The effects of the variation in the clock frequency of the circuit have been also studied in relation with the impact on power consumption. In general, the implementation is highly efficient from the point of view of the required energy budget (right vertical axis, orange and red bars), ranging from less than 0.5 watts (PE=1) to little more than 1 and 1.3 watts (PE=20, 100MHz and 143MHz versions respectively).

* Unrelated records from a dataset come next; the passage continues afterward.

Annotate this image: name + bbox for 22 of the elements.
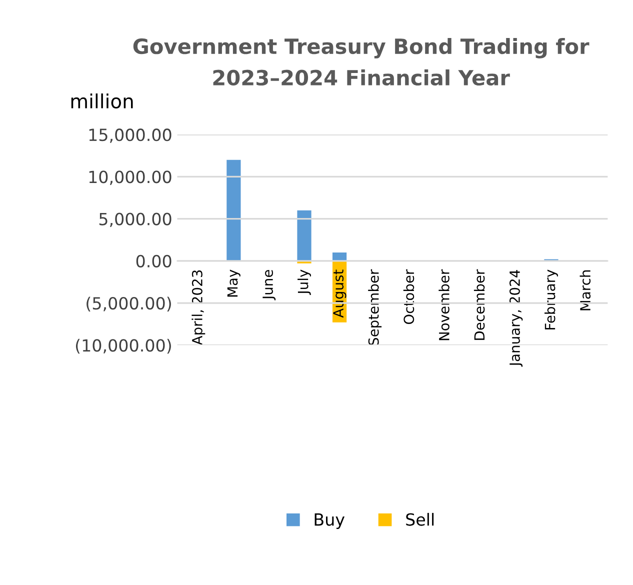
y-tick-label: 0.00 bbox=[136, 254, 172, 268]
y-axis-title: million bbox=[71, 93, 133, 108]
x-tick-label: August bbox=[333, 270, 346, 318]
legend-label: Sell bbox=[406, 512, 434, 526]
y-tick-label: (10,000.00) bbox=[76, 338, 171, 354]
x-tick-label: February bbox=[544, 270, 558, 330]
y-tick-label: (5,000.00) bbox=[86, 296, 171, 312]
y-tick-label: 15,000.00 bbox=[89, 128, 172, 143]
y-tick-label: 10,000.00 bbox=[89, 170, 172, 185]
x-tick-label: December bbox=[474, 269, 485, 340]
chart-title: Government Treasury Bond Trading for 2023–2024 Financial Year bbox=[133, 38, 590, 86]
y-tick-label: 5,000.00 bbox=[99, 212, 172, 228]
x-tick-label: July bbox=[298, 270, 311, 295]
x-tick-label: September bbox=[368, 269, 382, 346]
legend-label: Buy bbox=[314, 513, 345, 530]
x-tick-label: May bbox=[227, 270, 240, 297]
x-tick-label: April, 2023 bbox=[192, 270, 206, 346]
x-tick-label: November bbox=[438, 269, 450, 340]
x-tick-label: January, 2024 bbox=[509, 270, 523, 367]
x-tick-label: March bbox=[580, 270, 591, 310]
x-tick-label: October bbox=[403, 269, 414, 324]
x-tick-label: June bbox=[262, 270, 276, 300]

The power efficiency in terms of FPS per watt (left vertical axis, green series) is a figure of merit of great importance for applications that use remote sensing platforms powered by batteries. In this sense, it is critical to maximize the flight time of the drone. It can be observed that the implementation at the highest clock speed consumes a similar amount of energy than the slower one, whilst delivering a significant more performance. Therefore, the relation FPS/W is clearly favorable for the hardware running at 143MHz.

## 5. REFERENCES

- M. Díaz, R. Guerra, P. Horstrand, S. López, and R. Sarmiento, "A line-by-line fast anomaly detector for hyperspectral imagery," *IEEE Transactions on Geoscience and Remote Sensing*, vol. 57, no. 11, pp. 8968–8982, 2019.
- [2] J. Cong, B. Liu, S. Neuendorffer, J. Noguera, K. Vissers, and Z. Zhang, "High-Level Synthesis for FPGAs: From Prototyping to Deployment," *IEEE Transactions on Computer-Aided Design of Integrated Circuits and Systems*, vol. 30, no. 4, pp. 473–491, April 2011.